We're looking at the whole harassment process and making it more transparent so that people feel that it's a fair process for both the victims and the subject of the complaint. We have to make sure everybody gets heard. And it has to be more timely. Same with our conduct process.

On the operational side, we're looking at the connected cop. Making sure that each front-line member has a phone in their hands so we can keep them safe, and provide them with access to PROS (Police Reporting and Occurrence System), PRIME (Police Records Information Management Environment), the Canadian Police Information Centre and recording devices.

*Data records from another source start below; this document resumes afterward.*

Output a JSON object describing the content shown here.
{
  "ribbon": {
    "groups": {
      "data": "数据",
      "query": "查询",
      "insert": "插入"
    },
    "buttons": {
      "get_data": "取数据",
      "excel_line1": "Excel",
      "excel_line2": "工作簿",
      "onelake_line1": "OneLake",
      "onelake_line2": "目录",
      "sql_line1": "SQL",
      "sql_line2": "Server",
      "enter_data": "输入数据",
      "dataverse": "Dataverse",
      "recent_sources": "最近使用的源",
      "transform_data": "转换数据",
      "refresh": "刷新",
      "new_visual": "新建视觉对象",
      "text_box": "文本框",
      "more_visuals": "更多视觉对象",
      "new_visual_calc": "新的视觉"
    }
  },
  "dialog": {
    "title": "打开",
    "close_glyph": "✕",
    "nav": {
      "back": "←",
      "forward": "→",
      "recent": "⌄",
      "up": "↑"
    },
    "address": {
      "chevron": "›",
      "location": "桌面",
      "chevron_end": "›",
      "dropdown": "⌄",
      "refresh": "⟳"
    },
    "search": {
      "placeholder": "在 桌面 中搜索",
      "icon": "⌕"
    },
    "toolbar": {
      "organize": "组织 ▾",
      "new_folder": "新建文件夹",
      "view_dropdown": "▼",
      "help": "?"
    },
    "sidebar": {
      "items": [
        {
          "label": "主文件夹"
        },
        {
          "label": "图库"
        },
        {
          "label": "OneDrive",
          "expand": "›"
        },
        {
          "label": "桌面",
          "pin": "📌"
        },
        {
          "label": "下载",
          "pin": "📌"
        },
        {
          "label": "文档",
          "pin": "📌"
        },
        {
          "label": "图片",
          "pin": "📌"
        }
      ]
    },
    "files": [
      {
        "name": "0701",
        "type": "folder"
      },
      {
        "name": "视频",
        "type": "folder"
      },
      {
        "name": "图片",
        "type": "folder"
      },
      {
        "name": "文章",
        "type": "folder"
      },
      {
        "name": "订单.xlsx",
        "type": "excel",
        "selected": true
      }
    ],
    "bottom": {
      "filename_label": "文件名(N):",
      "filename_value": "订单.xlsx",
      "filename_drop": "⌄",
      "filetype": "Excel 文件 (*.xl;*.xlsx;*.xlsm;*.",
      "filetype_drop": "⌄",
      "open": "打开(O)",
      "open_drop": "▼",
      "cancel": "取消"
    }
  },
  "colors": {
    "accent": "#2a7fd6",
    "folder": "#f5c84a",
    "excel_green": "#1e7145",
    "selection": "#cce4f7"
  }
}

We're working on the mental health side, adding a psychological assessment to our periodic health assessments. The goal is to support people who are struggling early on, because they may not even know they're hurting.

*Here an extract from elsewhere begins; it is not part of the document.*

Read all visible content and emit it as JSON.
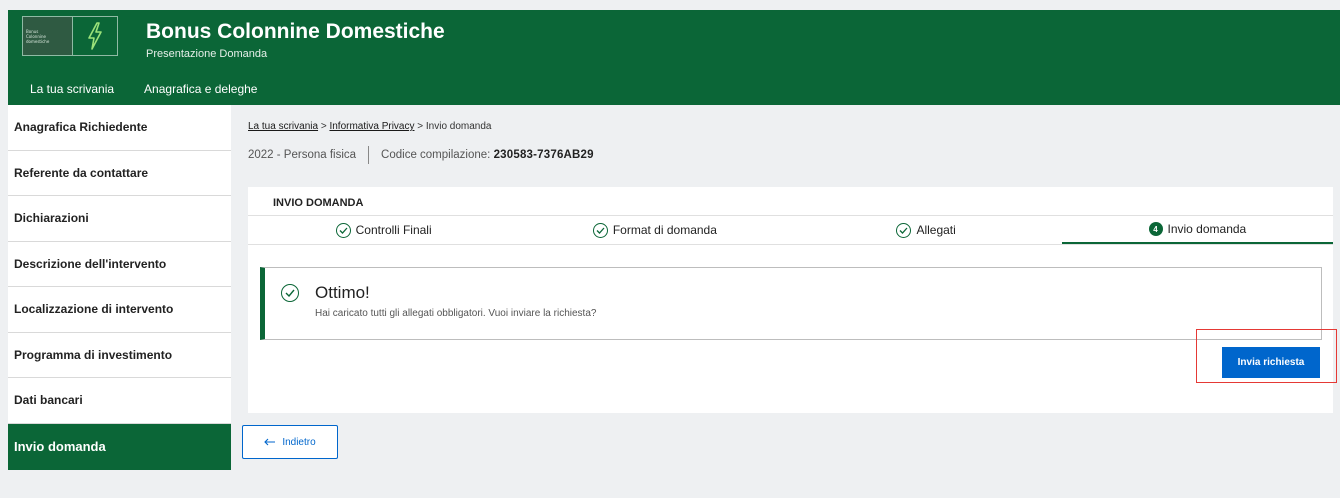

We've recently announced the interim management advisory board. That's going to be a great mechanism for us to tell our story and get good sound advice from people who look at things differently and who are experts in their field.

For every single decision we make, we need to look at it through the lens of people first. How is it affecting our culture? We need to use evidence-based decision-making. And we have all kinds of experts inside the RCMP who can help us make those decisions.

For instance, we're looking at changing our sidearm. Say we want to move from the 10-pound trigger pull to the 6-pound trigger pull. What's the evidence that supports that? People might say we're lowering our standards. But maybe our standards weren't right in the first place. If we can still have a safe side arm and go down to a 6-pound trigger pull, then we've made it more inclusive for people who are small in stature. It's about making our equipment, our dress, our policies and our procedures more inclusive.

How will you share all these improvements, big or small, with employees?

Each one of the senior executives will be owning the objectives under each pillar. They will make sure that progress is communicated regularly. Also, I'll be getting out and talking to people through town halls.

A lot of it's going to be on the Infoweb — our employee website. At the bottom of the page is a light bulb for the innovation inbox. That's where employees can send in their suggestions and find out more about Vision150.

If you could tell employees one message for 2019, what would it be?

#bekind. To be kind to somebody, you need to be empathetic and think about how that person feels. If we were to treat everybody like they were our mother, our brother, our sister, our father, I think it would change the way we look at things. Being positive is part of it. Our job in the RCMP is hard enough as it is, we don't need to criticize each other. If we could just take that one breath and be kind to one another, I think it would be a good step forward.